The Black Lives Matter protest following the police shooting and killing of Alton Sterling in 2016 led to violence causing the injury of a Louisiana police officer. Louisiana’s Supreme Court has decided the officer has grounds to file a lawsuit against protest organizer DeRay Mckesson, reported the Associated Press.
The officer was reported to suffer serious head and facial injuries after someone threw a hard object at him, reported AP News. A federal appeals court had asked the Court if the officer, identified as John Doe, could pursue a federal lawsuit against Mckesson. The Court responded in a 6-1 opinion that he could.
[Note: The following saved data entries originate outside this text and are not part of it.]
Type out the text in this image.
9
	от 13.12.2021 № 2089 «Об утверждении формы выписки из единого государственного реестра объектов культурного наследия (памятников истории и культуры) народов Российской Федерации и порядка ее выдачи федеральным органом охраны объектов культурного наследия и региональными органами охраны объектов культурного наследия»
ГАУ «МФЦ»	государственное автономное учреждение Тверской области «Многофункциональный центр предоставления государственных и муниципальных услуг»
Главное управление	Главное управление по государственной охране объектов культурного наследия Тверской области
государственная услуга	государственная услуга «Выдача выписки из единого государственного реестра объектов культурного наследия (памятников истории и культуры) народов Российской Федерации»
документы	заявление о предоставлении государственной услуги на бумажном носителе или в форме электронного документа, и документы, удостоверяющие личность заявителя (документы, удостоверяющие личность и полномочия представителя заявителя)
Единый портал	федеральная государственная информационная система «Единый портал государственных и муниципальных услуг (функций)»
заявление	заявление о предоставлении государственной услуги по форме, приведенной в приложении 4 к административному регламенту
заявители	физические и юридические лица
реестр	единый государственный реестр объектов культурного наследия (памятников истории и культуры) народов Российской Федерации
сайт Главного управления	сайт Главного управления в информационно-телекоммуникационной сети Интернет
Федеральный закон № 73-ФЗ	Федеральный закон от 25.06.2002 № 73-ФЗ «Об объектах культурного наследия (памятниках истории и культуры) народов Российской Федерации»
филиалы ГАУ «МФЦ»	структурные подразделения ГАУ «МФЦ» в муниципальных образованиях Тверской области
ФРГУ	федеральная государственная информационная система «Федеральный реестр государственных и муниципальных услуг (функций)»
More on the Court’s response from AP News:
“Because it is alleged that Mckesson, with knowledge that such protests could turn violent, staged a protest in direct contravention of law, thereby provoking the police to respond, a person can easily associate the injury to the police officer with the alleged conduct,” Justice William Crain wrote in a concurring opinion.
The case had been through a long federal court path before the state Supreme Court was asked to weigh in. A federal district judge threw out the officer’s original lawsuit. It was revived by a divided panel of the 5th U.S. Circuit Court of Appeals in New Orleans. Mckesson then went to the U.S. Supreme Court.
Per AP’s report, the case raises questions about who would be at fault for damages that occur during a protest, which is protected by the First Amendment. There are also questions on whether the state law can be applied to place responsibility on the protest organizer for neglecting to prevent a crime. The Court said state law could be applied there and also allow police officers to collect damages under circumstances like this.
Justice Piper Griffin, the dissenting judge, said if Mckesson is found to have a legal duty in this case, it will have a “chilling effect on political protestors in general” because nothing can keep a “bad actor from attending an otherwise peaceful protest,” reported AP News.
Griffin has a point. All throughout the 2020 Black Lives Matter protests, we saw some demonstrators take a violent turn. However, that did not reflect the initial intentions of a peaceful protest. Griffin said courts would see “increased litigation from all sides of the political spectrum,” via AP News.